Еще Надежда Викторовна любила порассуждать об огромной ошибке Сталина, который готовил армию и народ к быстрой победе во Второй мировой войне, а в результате получилось тяжелое и кровавое отступление в начале войны.

– …Это же просто чудовищно! Допустим, вас уложили на операционный стол и объяснили, что операция будет простой и легкой. Вам даже не дали наркоз. Потом прошло четыре-пять-шесть часов, а операция все не заканчивается. Вам нестерпимо больно, вы видите над собой застывшие, безразличные лица врачей и готовы кричать не только от боли, но и от обиды. Потому что вас обманули и фактически послали в бой безоружным… Ведь внутренняя готовность к боли порой важнее обезболивающего.

Однажды один из гостей сказал Надежде Викторовне, что, мол, перед войной Сталин не совершил ошибки. Он просчитывал Гитлера как политика, а тот оказался обыкновенным сумасшедшим.

Надежда Викторовна только пожала плечами:

– Гитлер всегда был сумасшедшим. Ошибка Сталина как раз в том и состояла, что он считал его политиком.

Гости приходили к отцу не чаще пары раз в месяц, но даже такие нечастые визиты нелегко давались моей маме.

Больше всего мама и Надежда Викторовна не любили дядю Семена по кличке Майор. Это был краснолицый, абсолютно лысый весельчак, который не то чтобы в полной мере, но все-таки иногда давал волю рукам. Летом, когда гости отца собирались во дворе, Семен подавал свои не совсем, скажем так, интеллигентные реплики через открытое окно, и так чтобы их слышали женщины в комнате.

Мама и Надежда Викторовна сердились и очень часто из окна вылетала катушка ниток или что-нибудь более тяжелое, в виде пустой пудреницы.

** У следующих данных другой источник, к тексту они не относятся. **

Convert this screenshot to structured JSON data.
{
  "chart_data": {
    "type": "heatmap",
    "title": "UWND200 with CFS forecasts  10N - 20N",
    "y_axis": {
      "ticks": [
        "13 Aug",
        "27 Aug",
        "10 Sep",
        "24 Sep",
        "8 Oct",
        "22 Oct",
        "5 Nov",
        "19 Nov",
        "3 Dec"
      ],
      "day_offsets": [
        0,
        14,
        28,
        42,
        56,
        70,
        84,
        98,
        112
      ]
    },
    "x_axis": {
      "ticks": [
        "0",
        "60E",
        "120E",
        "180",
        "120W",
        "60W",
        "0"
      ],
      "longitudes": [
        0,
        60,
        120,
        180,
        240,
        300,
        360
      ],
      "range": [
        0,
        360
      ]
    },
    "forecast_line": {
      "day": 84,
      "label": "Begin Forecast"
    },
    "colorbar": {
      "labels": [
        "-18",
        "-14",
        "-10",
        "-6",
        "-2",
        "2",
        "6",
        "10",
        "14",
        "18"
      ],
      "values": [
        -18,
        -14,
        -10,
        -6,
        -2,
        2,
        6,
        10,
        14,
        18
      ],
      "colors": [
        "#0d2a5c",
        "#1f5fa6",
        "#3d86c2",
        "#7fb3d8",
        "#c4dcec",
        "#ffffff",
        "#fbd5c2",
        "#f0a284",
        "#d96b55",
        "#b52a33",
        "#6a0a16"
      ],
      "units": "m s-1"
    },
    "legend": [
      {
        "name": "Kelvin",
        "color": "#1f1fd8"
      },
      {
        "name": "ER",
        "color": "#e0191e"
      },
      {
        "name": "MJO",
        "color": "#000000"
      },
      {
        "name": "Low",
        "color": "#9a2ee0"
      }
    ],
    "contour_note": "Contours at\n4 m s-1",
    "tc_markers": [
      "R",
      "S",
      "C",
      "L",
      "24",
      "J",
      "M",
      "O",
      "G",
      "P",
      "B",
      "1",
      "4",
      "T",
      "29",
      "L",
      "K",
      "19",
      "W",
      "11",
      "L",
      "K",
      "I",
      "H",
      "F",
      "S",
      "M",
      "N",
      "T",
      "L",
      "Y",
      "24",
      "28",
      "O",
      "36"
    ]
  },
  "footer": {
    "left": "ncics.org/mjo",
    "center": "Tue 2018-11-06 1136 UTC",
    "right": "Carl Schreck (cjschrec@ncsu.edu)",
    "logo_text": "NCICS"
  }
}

– Тебя что, грузовым вагоном контузило, да?! – кричала Надежда Викторовна.

– Да, слегка, но не вагоном, – соглашался Семен. – Помню, в окопе засыпало и утрамбовало танком так, что только руки снаружи остались. Чувствую – всё!.. Отшебуршился. Конец пришел. Вдруг понимаю, кто-то меня отрыть пытается. Руки-то мои снаружи, и шевелятся, значит, жив человек. В общем, копаемся мы вдвоем, я изнутри головой как крот рою, а тот человек снаружи – руками. А земля – убитый после дождя суглинок. У меня уже в глазах темнеет, но вдруг я рукой – цап!.. И на женскую грудь нарвался. Меня как током ударило – мол, мама родная, да ведь меня баба отрыть пытается!.. Ожил я, стал бойчее через глину пробиваться. И снова – цап!.. Снова женская грудь, но уже другая – явно побольше…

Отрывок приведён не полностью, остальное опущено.